En atención a todo lo cual procede la desestimación del motivo alegado.
CUARTO.- Costas procesales en segunda instancia.
Respecto de las costas procesales en segunda instancia, y de conformidad con lo establecido en el art. 394 y 398LEC procede su imposición a la parte apelante.
Vistos los artículos citados y demás de general y pertinente aplicación.
Fallo
Que desestimando el recurso de apelación interpuesto por la representación procesal de Bankia, S.A contra la sentencia de fecha 9-10-2019 dictada por el Juzgado de Primera Instancia nº 7 de los de Logroño, en juicio en el mismo seguido al nº 192 /2019, de que dimana el Rollo de Apelación nº 715/2019, debemos confirmarla y la confirmamos.
Con expresa imposición de las costas causadas a la parte apelante.
Recursos.- Conforme al art. 466.1 de la Ley de Enjuiciamiento Civil, contra las sentencias dictadas por las Audiencias Provinciales en la segunda instancia de cualquier tipo de proceso civil podrán las partes legitimadas optar por interponer el recurso extraordinario por infracción procesal o el recurso de casación, por los motivos respectivamente establecidos en los arts. 469 y 477 de aquélla.
Órgano competente.- Es el órgano competente para conocer de ambos recursos (si bien respecto del extraordinario por infracción procesal sólo lo es con carácter transitorio) la Sala Primera de lo Civil del Tribunal Supremo.
Plazo y forma para interponerlos.- Ambos recursos deberán prepararse mediante escrito presentado ante esta Audiencia Provincial en el plazo de veinte días a contar desde el siguiente a la notificación de la sentencia, suscrito por Procurador y autorizado por Letrado legalmente habilitados para actuar ante este Tribunal.

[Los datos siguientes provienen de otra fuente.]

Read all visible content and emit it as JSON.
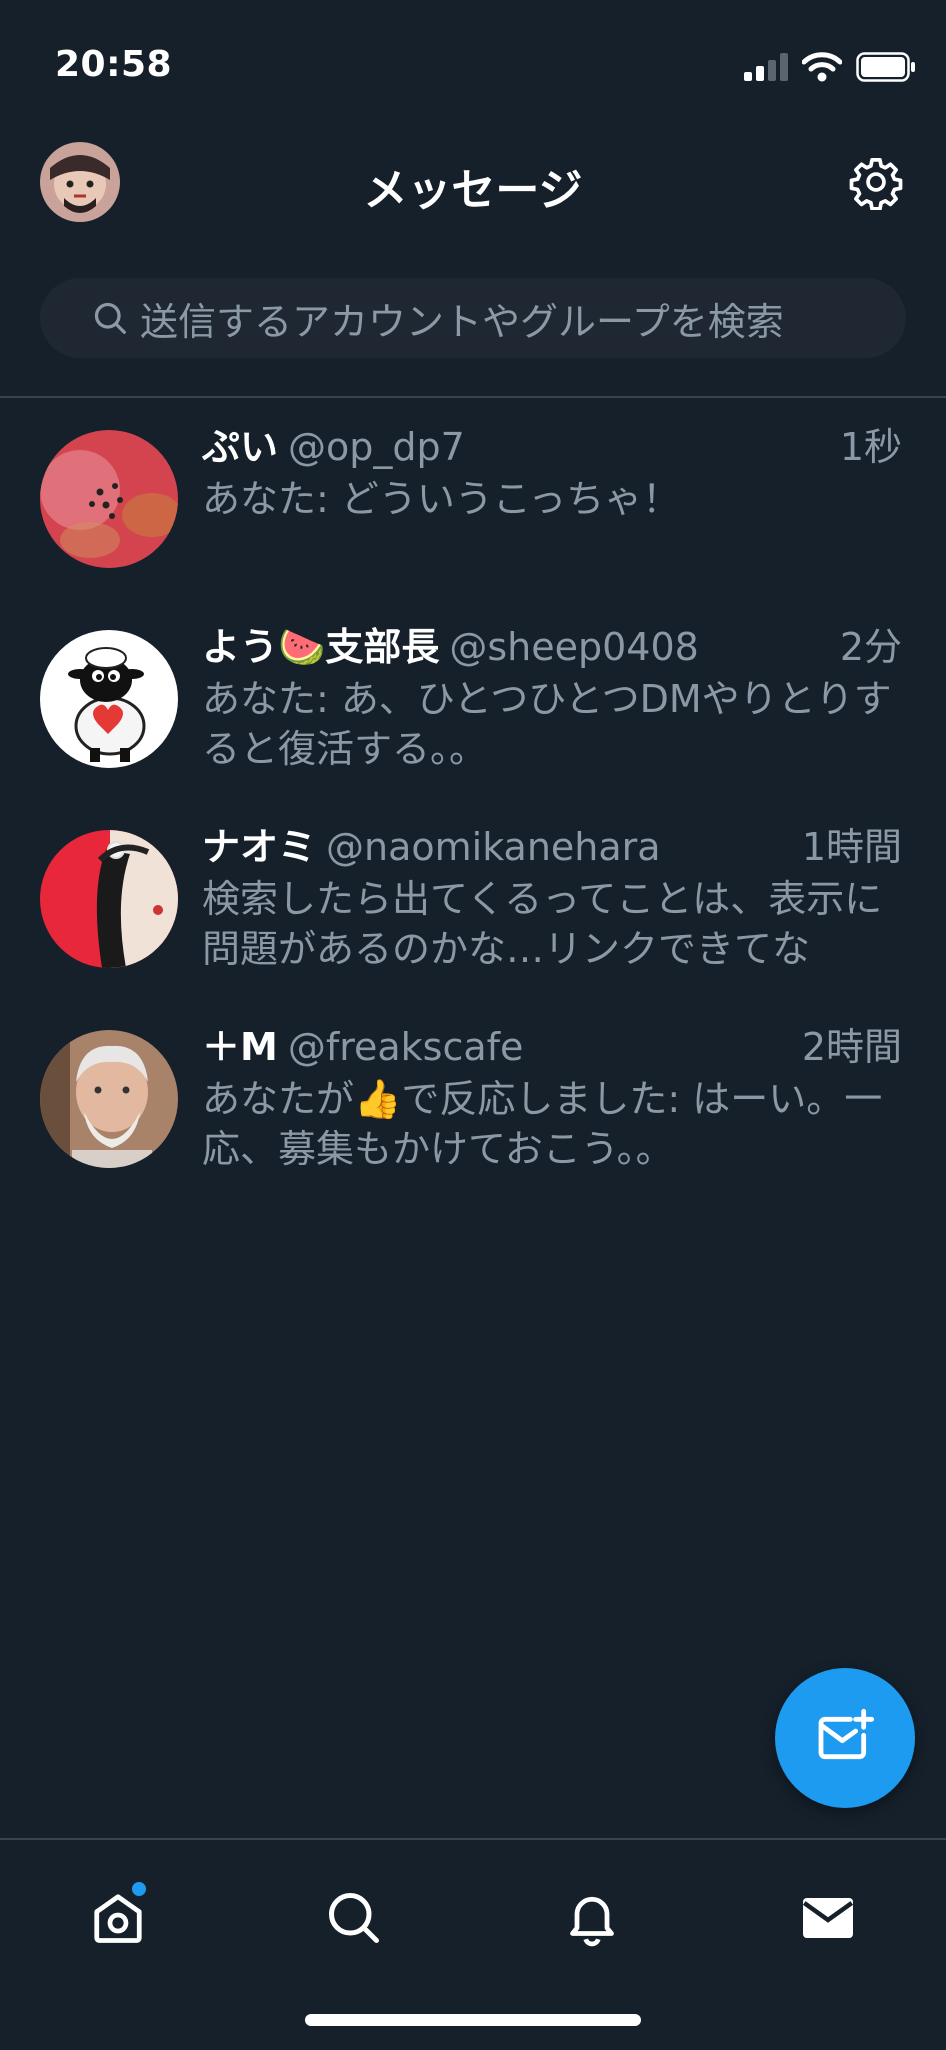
{
  "status_bar": {
    "time": "20:58"
  },
  "header": {
    "title": "メッセージ"
  },
  "search": {
    "placeholder": "送信するアカウントやグループを検索"
  },
  "conversations": [
    {
      "name": "ぷい",
      "handle": "@op_dp7",
      "time": "1秒",
      "preview": "あなた: どういうこっちゃ！"
    },
    {
      "name": "よう🍉支部長",
      "handle": "@sheep0408",
      "time": "2分",
      "preview": "あなた: あ、ひとつひとつDMやりとりすると復活する。。"
    },
    {
      "name": "ナオミ",
      "handle": "@naomikanehara",
      "time": "1時間",
      "preview": "検索したら出てくるってことは、表示に問題があるのかな…リンクできてな"
    },
    {
      "name": "＋M",
      "handle": "@freakscafe",
      "time": "2時間",
      "preview": "あなたが👍で反応しました: はーい。一応、募集もかけておこう。。"
    }
  ],
  "colors": {
    "background": "#15202b",
    "accent": "#1d9bf0",
    "secondary_text": "#8b98a5",
    "divider": "#38444d"
  },
  "icons": [
    "signal-icon",
    "wifi-icon",
    "battery-icon",
    "gear-icon",
    "search-icon",
    "new-message-icon",
    "home-icon",
    "search-tab-icon",
    "bell-icon",
    "mail-icon"
  ]
}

Aclaración y subsanación de defectos.- Las partes podrán pedir aclaración de la sentencia o la rectificación de errores materiales en el plazo de dos días; y la subsanación de otros defectos u omisiones en que aquella incurriere, en el de cinco días.
No obstante lo anterior, podrán utilizar cualquier otro recurso que estimen oportuno.
Debiéndose acreditar, en virtud de la disposición adicional 15ª de la L.O. 1/2009 de 3 de Noviembre, el justificante de la consignación de depósito para recurrir en la cuenta de esta Audiencia Provincial, debiéndose especificar la clave del tipo de recurso.
Cúmplase al notificar esta resolución lo dispuesto en el artículo 248.4 de la Ley Orgánica del Poder Judicial.
Devuélvanse los autos al juzgado de procedencia, con testimonio de esta resolución, interesándose acuse de recibo.
Así por esta nuestra sentencia, de la que se unirá certificación literal al rollo de apelación, lo pronunciamos, mandamos y firmamos.